WARNING: Liberals, this blog could be hazardous to your mental health because I'm politically incorrect.
The heart of the wise inclines to the right, but the heart of the fool to the left. -- Ecclesiastes 10:2 (NIV)
When the people fear their government, there is tyranny; when the government fears the people, there is liberty. Thomas Jefferson
When the people fear their government, there is tyranny; when the government fears the people, there is liberty. Thomas Jefferson
Liberalism: Ideas so good, you have to be forced to accept them.
''ARE YOU AN AMERICAN --or a LIBERAL.''
Thursday, December 13, 2012
Brace yourselves: America’s next revolution may be just around the corner
"No doubt about it". MC
After a status quo election, American politics seems fairly stable – two relatively equal parties are jockeying for position. Nevertheless, James Piereson, a Manhattan senior fellow at American University, sees President Barack Obama as “a figure from a dying era.” The bureaucratic state, he says, teeters on the edge of collapse.
Monday night, Piereson told a brief story of America – past, present, and future – to a crowd of about 80 concerned citizens at the American Enterprise Institute (AEI), in Washington, D.C. as part of a lecture explaining why he believes that American’s next revolution is just around the corner. In order to predict the future, we must first learn from the past, he argued.
In 1800, Thomas Jefferson’s party called John Adams a “blind, bald, crippled, toothless old man,” while
Adams’ party said a Jefferson presidency would bring “murder, adultery, rape, incest, and robbery” to America.

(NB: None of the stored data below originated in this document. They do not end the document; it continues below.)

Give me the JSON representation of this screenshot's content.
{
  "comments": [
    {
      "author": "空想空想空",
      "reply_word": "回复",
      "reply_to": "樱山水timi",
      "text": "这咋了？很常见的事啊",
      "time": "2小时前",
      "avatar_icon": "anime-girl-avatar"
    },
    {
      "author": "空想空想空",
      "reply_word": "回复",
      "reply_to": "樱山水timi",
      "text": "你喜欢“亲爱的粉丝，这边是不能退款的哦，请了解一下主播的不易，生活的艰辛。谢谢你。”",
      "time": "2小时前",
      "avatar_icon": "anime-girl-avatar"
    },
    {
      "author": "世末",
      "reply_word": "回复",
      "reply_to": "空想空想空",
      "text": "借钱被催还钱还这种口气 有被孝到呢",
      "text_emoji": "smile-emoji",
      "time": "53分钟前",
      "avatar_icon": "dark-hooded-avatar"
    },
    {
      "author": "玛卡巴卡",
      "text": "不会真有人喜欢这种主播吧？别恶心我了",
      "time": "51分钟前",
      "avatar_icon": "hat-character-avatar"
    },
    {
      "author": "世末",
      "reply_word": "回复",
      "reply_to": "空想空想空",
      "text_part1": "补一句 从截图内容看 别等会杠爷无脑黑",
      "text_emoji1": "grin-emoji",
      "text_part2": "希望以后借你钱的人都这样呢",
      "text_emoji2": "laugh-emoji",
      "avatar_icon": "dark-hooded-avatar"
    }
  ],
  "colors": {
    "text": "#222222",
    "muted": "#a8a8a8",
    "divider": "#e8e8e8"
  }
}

When Jefferson’s Democrats won in 1800 (and in the next five elections), they brought along something worse – Manifest Destiny. Under their rule, the Republic grew from thirteen colonies along the East Coast to a continental empire “from sea to shining sea.”
After this first “party regime,” Piereson said that Lincoln’s Republicans, who held the reins of power from 1860 to 1930, grew the economy through the free market, tariffs on European goods and the gold standard. America’s population rose from 30 million people to 130 million, and America became an industrial nation.
After the stock market crash of 1929, “the Democratic welfare regime” sought security for the middle and working classes. Their programs of Social Security, labor unions and federal spending stabilized the economy.
In recent years, however, that system has started falling apart.
“Since 2001, federal spending has grown at roughly twice the rate of economic growth,” and states and individuals keep asking the U.S. government for more money.
Negative demographic trends also test the system. While between 80 and 90 million people will be set to draw old age benefits in the 2020s. The current workforce (people able to work) stands at 158 million, and perhaps only 120 million of them have full time jobs.
“Even if we assume an expanding economy and a declining unemployment rate, the nation will eventually reach a point where there are less than two people working to support each beneficiary,” Piereson said, explaining that 150 million people will be working to support 80 million. “That’s not a good situation.”
The bad news doesn’t stop there. In order to meet America’s economic needs, Pierson said, the U.S.’s gross domestic product (GDP) needs to grow at least by about 2 percent per year, so long as spending does not increase. If the economy grows even faster, we can cut the deficit and debt. However, given the decades of decline in the U.S. GDP, that is not likely to occur.
Increasing federal spending, an aging population, and lagging economic growth will drive up deficits further, no matter how well Republicans and Democrats deal with the impending “fiscal cliff.”
These problems are likely to hit Millenials hardest, since those currently entering their twenties will drive the workforce in the next two decades.
As in the 1860s, something’s got to give in America. Politicians did not face the problem of slavery head on in the 1840s and 1850s, and it led to a civil war. America may need another cataclysmic event – like the Election of 1800, the Civil War, or the Stock Market Crash of 1929 – to force the people to deal with these problems, he argued.
The “fiscal cliff” may just the beginning of the U.S.’s fall from grace.